How Green is Your Canteen?

Published - Friday, 13 November, 2009

London Metropolitan Business School and the Institute of Hospitality hosted an event (12 November) showcasing initiatives which are helping universities and the hospitality sector as a whole to tackle the UK’s food waste mountain.

Addressing the audience made up of London IoH members, university sustainability managers and hospitality and catering students from London Metropolitan University, Fiona Serrecchia of waste management and recycling company Cawleys, outlined the UK’s horrifying statistics: a staggering twenty million tonnes of food waste is thrown away each year. Just over one third of this food waste is generated by householder; the remainder represents waste from retailers, food manufacturers and the hospitality sector (WRAP data 2009). More than three quarters of food waste goes straight to landfill sites where it decomposes and emits harmful greenhouse gases.  Serrecchia outlined the more environmentally-friendly alternatives to landfill which are now available to organisations, including biogas/anaerobic digestion, in-vessel composting, rendering plants and animal feed merchants and waste to energy plants.

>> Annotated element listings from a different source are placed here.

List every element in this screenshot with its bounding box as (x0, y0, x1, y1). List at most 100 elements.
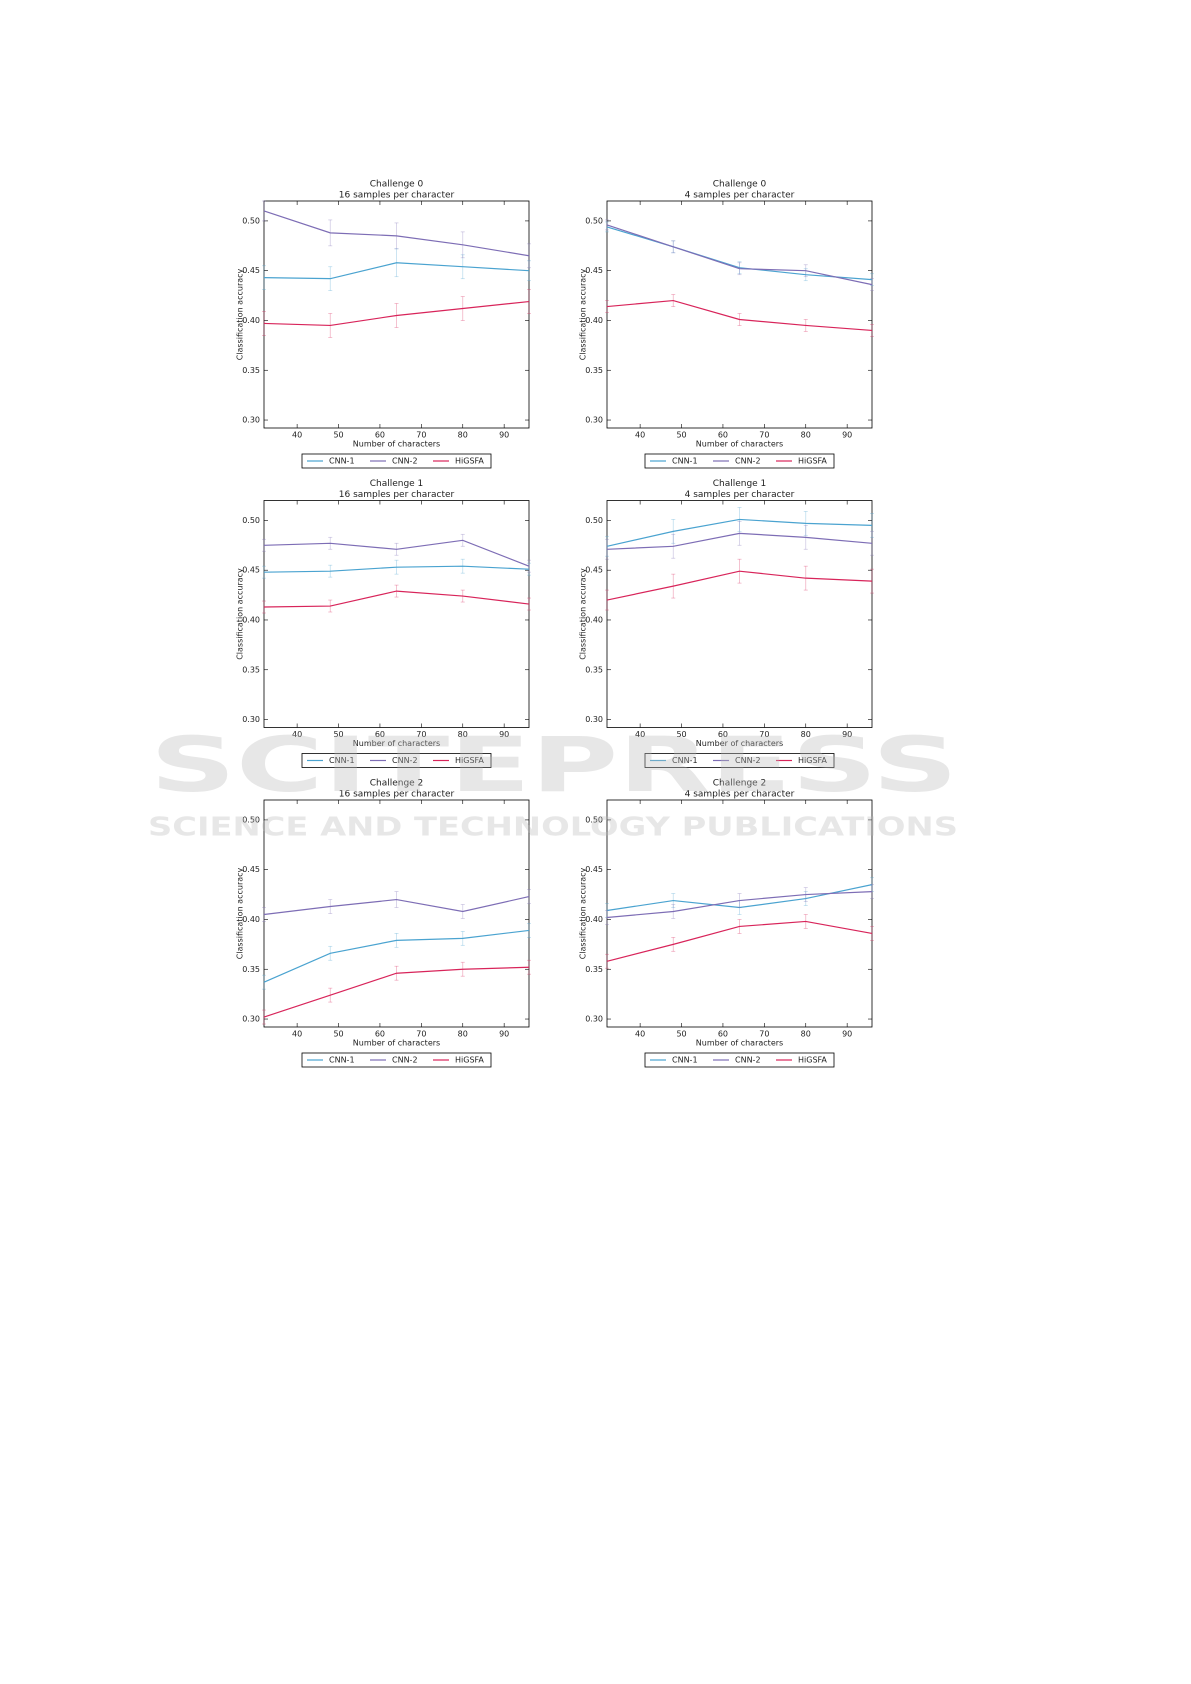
y-axis-label: Classification accuracy (579, 867, 588, 959)
series-line (263, 539, 530, 567)
chart-title: Challenge 2 (370, 779, 424, 789)
series-line (263, 262, 530, 280)
legend-box (301, 1052, 492, 1068)
watermark-tagline: SCIENCE AND TECHNOLOGY PUBLICATIONS (148, 813, 958, 843)
x-axis-label: Number of characters (696, 1039, 783, 1048)
legend-label: CNN-1 (329, 756, 355, 765)
x-axis-label: Number of characters (696, 440, 783, 449)
y-axis-label: Classification accuracy (579, 268, 588, 360)
legend-label: HiGSFA (455, 756, 484, 765)
watermark-name: SCITEPRESS (150, 720, 958, 809)
legend-label: CNN-1 (672, 1056, 698, 1065)
legend-label: HiGSFA (798, 457, 827, 466)
plot-frame (606, 799, 873, 1028)
series-line (606, 226, 873, 281)
chart: Challenge 216 samples per character 0.30 0… (236, 779, 531, 1068)
chart-title: Challenge 0 (713, 180, 767, 190)
y-tick-label: 0.45 (585, 266, 603, 275)
chart-subtitle: 4 samples per character (685, 790, 795, 800)
y-tick-label: 0.40 (585, 915, 603, 924)
y-tick-label: 0.50 (242, 216, 260, 225)
y-tick-label: 0.40 (242, 915, 260, 924)
legend-label: CNN-1 (672, 756, 698, 765)
y-tick-label: 0.35 (585, 665, 603, 674)
legend-label: CNN-1 (329, 1056, 355, 1065)
x-tick-label: 60 (375, 1030, 385, 1039)
y-tick-label: 0.45 (585, 865, 603, 874)
y-tick-label: 0.40 (585, 615, 603, 624)
x-tick-label: 60 (718, 1030, 728, 1039)
series-line (606, 920, 873, 962)
chart: Challenge 24 samples per character 0.30 0.… (579, 779, 874, 1068)
y-tick-label: 0.45 (242, 865, 260, 874)
x-axis-label: Number of characters (353, 739, 440, 748)
chart-subtitle: 16 samples per character (339, 790, 455, 800)
chart: Challenge 016 samples per character 0.30 0… (236, 180, 531, 469)
chart-subtitle: 4 samples per character (685, 490, 795, 500)
y-tick-label: 0.35 (242, 366, 260, 375)
x-tick-label: 80 (458, 730, 468, 739)
x-tick-label: 80 (458, 431, 468, 440)
legend-box (644, 753, 835, 768)
chart-title: Challenge 2 (713, 779, 767, 789)
x-tick-label: 60 (375, 730, 385, 739)
x-tick-label: 50 (676, 431, 686, 440)
y-tick-label: 0.40 (585, 316, 603, 325)
legend-label: CNN-2 (735, 756, 761, 765)
series-line (263, 895, 530, 916)
x-tick-label: 50 (333, 431, 343, 440)
y-tick-label: 0.30 (585, 715, 603, 724)
x-axis-label: Number of characters (353, 1039, 440, 1048)
y-tick-label: 0.35 (242, 965, 260, 974)
y-tick-label: 0.40 (242, 316, 260, 325)
chart-subtitle: 4 samples per character (685, 191, 795, 201)
y-tick-label: 0.30 (242, 416, 260, 425)
legend-box (301, 753, 492, 768)
x-tick-label: 50 (333, 730, 343, 739)
legend-label: CNN-1 (672, 457, 698, 466)
x-tick-label: 40 (635, 1030, 645, 1039)
plot-frame (606, 500, 873, 728)
series-line (606, 299, 873, 332)
y-tick-label: 0.50 (585, 216, 603, 225)
y-tick-label: 0.35 (585, 965, 603, 974)
x-tick-label: 60 (718, 431, 728, 440)
x-tick-label: 60 (718, 730, 728, 739)
x-tick-label: 80 (458, 1030, 468, 1039)
y-tick-label: 0.40 (242, 615, 260, 624)
y-axis-label: Classification accuracy (236, 568, 245, 660)
x-tick-label: 90 (842, 730, 852, 739)
x-tick-label: 80 (801, 1030, 811, 1039)
y-tick-label: 0.35 (585, 366, 603, 375)
y-tick-label: 0.50 (242, 516, 260, 525)
y-tick-label: 0.50 (242, 815, 260, 824)
legend-label: CNN-2 (392, 457, 418, 466)
legend-label: CNN-2 (735, 457, 761, 466)
legend-box (301, 453, 492, 469)
x-tick-label: 40 (635, 730, 645, 739)
series-line (606, 518, 873, 547)
series-line (606, 570, 873, 601)
legend-label: HiGSFA (798, 756, 827, 765)
x-tick-label: 80 (801, 730, 811, 739)
legend-box (644, 1052, 835, 1068)
chart-subtitle: 16 samples per character (339, 490, 455, 500)
legend-label: CNN-2 (735, 1056, 761, 1065)
x-tick-label: 50 (676, 1030, 686, 1039)
legend-label: HiGSFA (455, 1056, 484, 1065)
series-line (263, 565, 530, 573)
x-tick-label: 70 (416, 431, 426, 440)
chart: Challenge 14 samples per character 0.30 0.… (579, 479, 874, 768)
chart-title: Challenge 0 (370, 180, 424, 190)
x-tick-label: 50 (333, 1030, 343, 1039)
chart-title: Challenge 1 (713, 479, 767, 489)
y-tick-label: 0.30 (242, 715, 260, 724)
series-line (606, 224, 873, 286)
x-tick-label: 40 (292, 1030, 302, 1039)
plot-frame (263, 200, 530, 429)
x-tick-label: 70 (759, 1030, 769, 1039)
x-tick-label: 40 (292, 431, 302, 440)
y-tick-label: 0.45 (585, 566, 603, 575)
y-axis-label: Classification accuracy (579, 568, 588, 660)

In particular, Serrecchia presented Cawleys’ innovative Food Recycling Round which processes a wide range of foodstuffs including those which can be difficult to dispose of such as raw meat, liquids and heavily packaged and out-of-date stock. Cawleys’ pioneering commercial food recycling service processes food waste via Anaerobic Digestion (AD).  Cawleys collects and transports food waste to an AD plant owned by BiogenGreenfinch with whom it has a unique partnership. Addressing the audience, Serrecchia stated:

“Anaerobic Digestion, a process hailed as the future for food waste recycling in the UK, provides a fabulous solution to food waste – instead of sending food waste to landfill where it produces methane, a climate-change gas twenty-two times more powerful than carbon dioxide, it is turned into fertiliser returned back to the land, and methane converted to electricity. As a sustainable solution it is unbeatable”.

Michelle Dixon, Director of Revise, a resource management consultancy for the higher education sector, and formerly Sustainability Manager at the University of Hertfordshire, presented a case study outlining how the University of Hertfordshire has tackled the issue of food waste management across its portfolio of sites. The University of Hertfordshire educates 24,000 students and employs 2,500 members of staff across three campuses and its other satellite sites.  In providing high-quality educational, research and work facilities the University recognises the importance of embedding continuous environmental improvement into its business model and ethos. Implementing a food waste recycling strategy has been a cornerstone of the University’s environmental policy.